Holiday reading

I spent a few days on the beautiful island of Tenerife. Except from jumping into the Atlantic and having a sundowner occasionally, I caught up on my reading list, which I want to share with you.

Impact mapping

It’s the book to the website! Well, at least kind of. The books provides deeper insight on the topic of impact mapping than the accompanying website does. So what is impact mapping? It’s a method to visualize value and thus focuses on the value side of software development which often enough gets neglected, at least by more technical people. Impact mapping asks the questions why, who, how, what and tries to put things into a bigger perspective. I was very intrigued by this and wanted to have a session at our company’s bar camp on this. Which I didn’t because I didn’t feel secure enough to do so just after reading the book. So my plan is to scrimmage through an example for myself. But if you feel that making the value side of things more visible bears any value for you, I recommend that you have a look at the website and the book as well.

A company on the edge

This is a book that I wanted to read out of nostalgia reasons. I still own a C64 (though am too afraid to turn it on in case it might be broken) and have a lot of fond memories of the home computer age. The book is about the rise and fall of the commodore company, what they did to have their huge success and what they did to eventually flush their success down the drain.  Every once in a while there is a book that totally gets you hooked for reasons very different than you initially think of. This is one of these books.
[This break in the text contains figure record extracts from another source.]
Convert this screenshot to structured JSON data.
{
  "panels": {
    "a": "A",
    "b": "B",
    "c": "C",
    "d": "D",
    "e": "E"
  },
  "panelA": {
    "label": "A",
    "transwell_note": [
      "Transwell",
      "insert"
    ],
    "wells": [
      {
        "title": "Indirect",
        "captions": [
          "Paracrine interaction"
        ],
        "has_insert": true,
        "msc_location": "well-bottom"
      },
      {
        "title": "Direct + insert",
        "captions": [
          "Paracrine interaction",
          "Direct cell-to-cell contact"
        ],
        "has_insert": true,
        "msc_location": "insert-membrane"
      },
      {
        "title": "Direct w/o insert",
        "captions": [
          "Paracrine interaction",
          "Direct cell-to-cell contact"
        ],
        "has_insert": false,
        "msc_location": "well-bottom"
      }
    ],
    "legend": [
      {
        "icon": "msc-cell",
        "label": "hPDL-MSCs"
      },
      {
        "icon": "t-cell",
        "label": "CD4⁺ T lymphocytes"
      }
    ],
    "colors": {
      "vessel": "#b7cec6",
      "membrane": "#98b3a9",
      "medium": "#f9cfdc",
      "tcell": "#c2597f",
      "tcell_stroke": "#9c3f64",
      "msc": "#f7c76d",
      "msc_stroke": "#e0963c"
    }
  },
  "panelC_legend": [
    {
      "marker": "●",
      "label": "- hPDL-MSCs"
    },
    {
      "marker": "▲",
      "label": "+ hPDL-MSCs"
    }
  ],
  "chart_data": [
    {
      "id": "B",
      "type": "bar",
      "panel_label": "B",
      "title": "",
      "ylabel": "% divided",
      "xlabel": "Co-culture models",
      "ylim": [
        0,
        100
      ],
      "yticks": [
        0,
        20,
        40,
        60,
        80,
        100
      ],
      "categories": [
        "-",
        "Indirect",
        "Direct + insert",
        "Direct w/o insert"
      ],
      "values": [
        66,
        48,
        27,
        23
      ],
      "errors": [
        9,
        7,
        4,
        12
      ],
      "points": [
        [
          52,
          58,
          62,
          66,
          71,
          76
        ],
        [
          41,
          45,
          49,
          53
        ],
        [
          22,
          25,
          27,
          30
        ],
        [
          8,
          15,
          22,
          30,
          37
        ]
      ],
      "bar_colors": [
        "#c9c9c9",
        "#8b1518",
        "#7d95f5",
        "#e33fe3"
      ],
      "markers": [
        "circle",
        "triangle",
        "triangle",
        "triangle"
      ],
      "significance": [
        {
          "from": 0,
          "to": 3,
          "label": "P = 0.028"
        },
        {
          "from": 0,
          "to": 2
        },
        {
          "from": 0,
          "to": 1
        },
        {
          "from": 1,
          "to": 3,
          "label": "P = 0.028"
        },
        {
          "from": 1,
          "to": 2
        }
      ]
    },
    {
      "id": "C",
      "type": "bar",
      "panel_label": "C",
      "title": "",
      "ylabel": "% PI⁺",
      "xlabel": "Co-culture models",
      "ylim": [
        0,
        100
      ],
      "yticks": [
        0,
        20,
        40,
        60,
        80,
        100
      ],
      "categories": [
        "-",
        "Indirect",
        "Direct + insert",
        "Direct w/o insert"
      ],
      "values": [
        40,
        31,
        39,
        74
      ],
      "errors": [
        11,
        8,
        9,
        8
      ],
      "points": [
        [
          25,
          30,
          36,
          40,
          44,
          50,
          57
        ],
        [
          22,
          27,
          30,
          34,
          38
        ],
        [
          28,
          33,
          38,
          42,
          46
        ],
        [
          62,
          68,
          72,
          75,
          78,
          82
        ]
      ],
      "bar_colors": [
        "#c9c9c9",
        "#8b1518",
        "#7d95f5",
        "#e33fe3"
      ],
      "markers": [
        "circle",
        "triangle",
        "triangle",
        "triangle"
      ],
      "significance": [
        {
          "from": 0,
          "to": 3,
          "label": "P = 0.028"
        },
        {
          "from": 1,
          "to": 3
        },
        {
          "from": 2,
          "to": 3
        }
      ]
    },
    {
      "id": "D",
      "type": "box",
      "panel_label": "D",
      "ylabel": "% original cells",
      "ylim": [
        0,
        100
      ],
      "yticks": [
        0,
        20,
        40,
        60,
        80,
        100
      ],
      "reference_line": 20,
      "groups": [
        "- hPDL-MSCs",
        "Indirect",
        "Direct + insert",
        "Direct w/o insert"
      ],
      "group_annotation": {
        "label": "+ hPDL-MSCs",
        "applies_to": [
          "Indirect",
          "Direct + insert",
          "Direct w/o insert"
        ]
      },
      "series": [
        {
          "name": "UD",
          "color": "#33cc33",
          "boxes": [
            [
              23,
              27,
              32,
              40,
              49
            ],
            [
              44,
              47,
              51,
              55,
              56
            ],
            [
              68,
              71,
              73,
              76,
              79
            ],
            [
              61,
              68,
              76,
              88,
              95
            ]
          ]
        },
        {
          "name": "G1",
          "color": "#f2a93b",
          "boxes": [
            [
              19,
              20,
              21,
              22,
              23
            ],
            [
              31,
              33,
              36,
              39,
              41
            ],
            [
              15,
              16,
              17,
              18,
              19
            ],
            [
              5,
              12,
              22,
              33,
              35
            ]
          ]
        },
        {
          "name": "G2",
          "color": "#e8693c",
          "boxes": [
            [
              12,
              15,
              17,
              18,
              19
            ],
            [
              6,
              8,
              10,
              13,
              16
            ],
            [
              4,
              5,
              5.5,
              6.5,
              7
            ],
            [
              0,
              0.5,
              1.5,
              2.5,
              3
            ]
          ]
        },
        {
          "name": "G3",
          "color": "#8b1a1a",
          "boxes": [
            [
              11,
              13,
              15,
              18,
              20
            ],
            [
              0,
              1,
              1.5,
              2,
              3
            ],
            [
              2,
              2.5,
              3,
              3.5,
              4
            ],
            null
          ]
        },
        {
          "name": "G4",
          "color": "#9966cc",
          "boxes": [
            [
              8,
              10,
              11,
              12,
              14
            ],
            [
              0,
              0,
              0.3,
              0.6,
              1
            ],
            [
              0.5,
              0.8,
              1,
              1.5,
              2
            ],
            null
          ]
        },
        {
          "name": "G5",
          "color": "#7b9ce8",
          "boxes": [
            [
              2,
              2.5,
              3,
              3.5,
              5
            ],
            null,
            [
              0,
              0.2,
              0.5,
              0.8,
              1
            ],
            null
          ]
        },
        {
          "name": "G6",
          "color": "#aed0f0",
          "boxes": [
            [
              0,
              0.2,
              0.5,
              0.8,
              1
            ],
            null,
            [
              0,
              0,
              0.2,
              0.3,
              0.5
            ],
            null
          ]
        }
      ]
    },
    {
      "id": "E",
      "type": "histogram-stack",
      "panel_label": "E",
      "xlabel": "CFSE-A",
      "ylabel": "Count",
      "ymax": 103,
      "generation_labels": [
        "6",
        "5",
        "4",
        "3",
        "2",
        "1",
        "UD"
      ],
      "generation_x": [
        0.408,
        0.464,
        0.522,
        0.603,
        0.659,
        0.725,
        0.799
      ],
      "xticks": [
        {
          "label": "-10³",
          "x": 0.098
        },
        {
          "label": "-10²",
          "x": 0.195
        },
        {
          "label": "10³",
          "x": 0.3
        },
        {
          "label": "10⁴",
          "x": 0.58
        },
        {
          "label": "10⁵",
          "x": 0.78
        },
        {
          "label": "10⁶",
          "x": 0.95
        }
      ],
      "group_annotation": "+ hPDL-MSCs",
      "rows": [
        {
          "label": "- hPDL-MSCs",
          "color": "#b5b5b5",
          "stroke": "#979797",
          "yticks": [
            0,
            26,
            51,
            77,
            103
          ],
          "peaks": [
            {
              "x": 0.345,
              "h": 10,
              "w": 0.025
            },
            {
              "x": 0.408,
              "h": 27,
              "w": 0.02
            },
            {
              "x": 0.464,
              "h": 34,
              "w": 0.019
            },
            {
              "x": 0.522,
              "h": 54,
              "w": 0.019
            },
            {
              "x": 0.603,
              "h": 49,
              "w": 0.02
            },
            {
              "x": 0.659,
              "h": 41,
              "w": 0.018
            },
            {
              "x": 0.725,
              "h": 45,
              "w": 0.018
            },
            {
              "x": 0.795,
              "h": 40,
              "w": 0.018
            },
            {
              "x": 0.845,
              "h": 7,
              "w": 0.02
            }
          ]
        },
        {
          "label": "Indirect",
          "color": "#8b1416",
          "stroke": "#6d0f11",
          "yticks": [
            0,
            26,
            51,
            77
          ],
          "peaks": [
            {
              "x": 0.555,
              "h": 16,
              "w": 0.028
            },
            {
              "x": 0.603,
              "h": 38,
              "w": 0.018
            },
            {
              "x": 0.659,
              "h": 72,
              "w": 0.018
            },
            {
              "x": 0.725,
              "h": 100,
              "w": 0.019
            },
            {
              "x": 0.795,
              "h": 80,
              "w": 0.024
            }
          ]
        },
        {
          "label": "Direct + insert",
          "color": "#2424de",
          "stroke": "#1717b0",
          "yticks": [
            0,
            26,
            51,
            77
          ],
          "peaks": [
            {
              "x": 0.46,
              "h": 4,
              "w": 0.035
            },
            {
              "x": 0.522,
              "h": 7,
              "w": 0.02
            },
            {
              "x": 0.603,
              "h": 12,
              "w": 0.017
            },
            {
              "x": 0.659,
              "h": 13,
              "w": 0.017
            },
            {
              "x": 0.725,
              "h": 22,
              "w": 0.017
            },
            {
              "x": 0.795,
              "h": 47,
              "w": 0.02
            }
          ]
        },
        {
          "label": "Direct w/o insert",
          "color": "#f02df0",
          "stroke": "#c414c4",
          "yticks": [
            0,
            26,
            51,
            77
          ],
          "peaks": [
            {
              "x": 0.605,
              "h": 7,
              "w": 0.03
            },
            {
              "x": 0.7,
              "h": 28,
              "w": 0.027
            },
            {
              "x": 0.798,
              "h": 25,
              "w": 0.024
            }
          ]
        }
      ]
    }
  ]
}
I couldn’t put it away, had to read on and quite regularly thought along the lines “oh, that’s what we are doing!” or “yeah, that failed for us, too.” This is pretty much a book about the dos and don’ts of modern software development.
So if you have the faintest interested in that topic, I totally recommend getting this book. And it is easy reading as well, containing quite some anecdotes and stories, which neatly fit into this company biography. The only bad thing about it is the German title, which is “Volkscomputer“…

Improving agile teams

Not really a testing book, but more of an agile book. I read the book, thought something “well, yeah, kinda nice, but nothing fancy” and ended up using parts of it in discussions and retrospectives with really planning to do so. Things stuck with me, you could say. The author uses his background and knowledge in impro(v) theatre to do things in scrum retrospectives differently. He provides quite some games and methods that build up on each other nicely dealing with the main principles of improvisional theatre: safety, spontaneity, storytelling, status and sensitivity. So, if you are a scrum master, looking for some inspiration of how to do things, this little gem is certainly worth having a look at.